ART decided to relocate anyway. Performances for the last two and a half years have been at 330 Amherst St., in a small building adjacent to the Sportsmen’s Tavern. The theater company was still there in March, when it found it had a hit on its hands with “Jesus Christ Superstar.”
But the sold-out shows brought more attention.
“Someone came one night and couldn’t get a ticket,” said Candice Kogut, ART’s artistic director.
There was a fuss, she said, with the turned-away patron wondering if the space was even legal.
On March 23, according to Morganti, his office received a complaint that a theater company was putting on shows at 330 Amherst St., “and that the building did not have proper exiting.”
Theatergoers would enter up two wooden steps that led to a tiny foyer and ticket window, adjacent to wooden risers holding seats for perhaps four dozen people. It would fit anyone’s definition of “funky,” and with tickets in the $15 to $20 range, the company seemed to relish taking theatrical chances, even though that could mean small audiences.
“Superstar” was different. A well-known and popular musical with a large local cast bringing in family and friends, the show was just about sold out before it started. There were six performances left when the fire safety office was called in.
This time, Kogut said, the city didn’t work with them to meet the minimum requirements. Instead, she said, the theater was charged $100 an hour – $300 a night – to have a city fire marshal on site for each of the remaining performances.
For the theater, it felt like pay-to-play.
Morganti said it was a compromise to allow the show, once again, to go on.
The building was permitted for public use, he said, and had only one legal exit that had stairs (two steps) with no railing. The building’s second exit was inaccessible because it was blocked by the stage. “Lighting was by extension cords. Heating was by an outdoor patio heater (and) not properly vented.”
He said that he and Tom Brodfuehrer, a chief building inspector, considered the building to be unsafe and wanted to shut down the space but, so the performances could continue, they instead put a “fire watch” in place.

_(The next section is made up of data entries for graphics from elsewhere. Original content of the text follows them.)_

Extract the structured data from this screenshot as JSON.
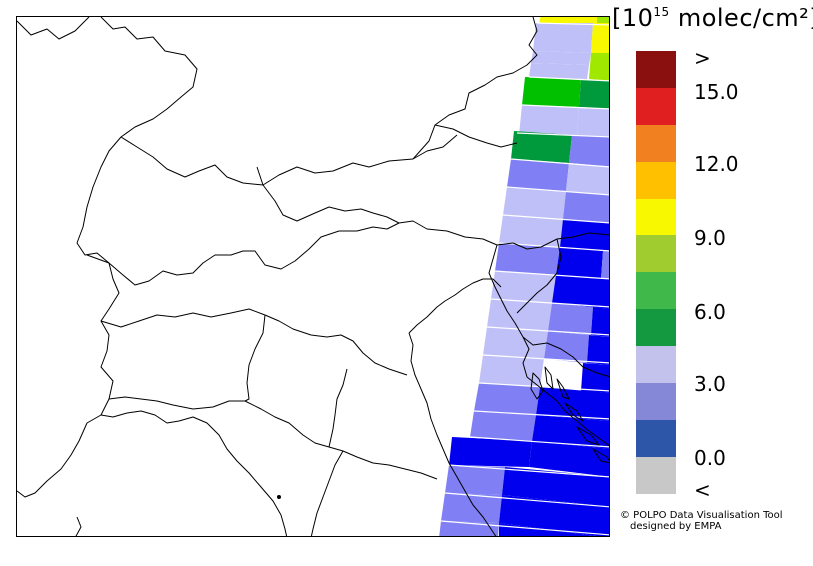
{
  "units": {
    "prefix": "[10",
    "exponent": "15",
    "suffix": " molec/cm²]"
  },
  "colorbar": {
    "classes": [
      "#c8c8c8",
      "#2e56a8",
      "#8588d6",
      "#c2c2ec",
      "#149840",
      "#40b84a",
      "#a0cc30",
      "#f8f800",
      "#ffc000",
      "#f08020",
      "#e02020",
      "#8a1010"
    ],
    "tick_labels": [
      ">",
      "15.0",
      "12.0",
      "9.0",
      "6.0",
      "3.0",
      "0.0",
      "<"
    ]
  },
  "credit": {
    "line1": "© POLPO Data Visualisation Tool",
    "line2": "designed by EMPA"
  },
  "map_legend_fill": {
    "blue": "#0000ee",
    "mid_blue": "#8080f4",
    "light_blue": "#c0c0f8",
    "green": "#00c000",
    "dark_green": "#009a3c",
    "yellow": "#f8f800",
    "lime": "#a0e800"
  }
}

As for the $100 an hour, he said the money is billed through the Fire Department and “is based on what it cost the city for one of our members to be there.”
According to Morganti, LaChiusa met with his office after “Superstar” finished its run and was told what was needed to make 330 Amherst St. legal for theater. He also said that he told him the inspectors would check any future venues for compliance before the theater company leased them.
Faced with changing the Amherst Street site so that it would be both compliant and suitable as a theater venue, ART chose instead to move.
LaChiusa said he did not call the fire safety inspectors because he believed the building already was approved. It was being used as a photo studio and other groups had held short-run performances there. He said he had no reason to believe it was not compliant.
So, when the second performance of “The Rain Dogs Project” was shut down last Friday, LaChiusa and the ART performers who were forced to leave made it clear they felt singled out.
Morganti defends his timing, saying that, in the six weeks between the two shows, “We reached out to Mr. LaChiusa a couple of times to see how he was progressing, with no response.”
He said an officer did an internet search and saw the company was performing at 44 17th St. A check of city records showed the building was not officially approved for public assembly, and by that point he decided to personally investigate, accompanied by two arson investigators.
“I found many code violations and decided to shut the performance down and evacuate the theater,” he said.
The show did not go on as scheduled the next night, either, but the company has rallied, with the help of the local theater community.
“The Rain Dogs Project” is inspired by the music of Tom Waits, the man who fittingly said, “Well, for a brief time, I think everybody’s lived in a car.”
“Rain Dogs” has a new theater. Friday night, it will continue an abbreviated run in the Alleyway Theatre’s Main Street Cabaret.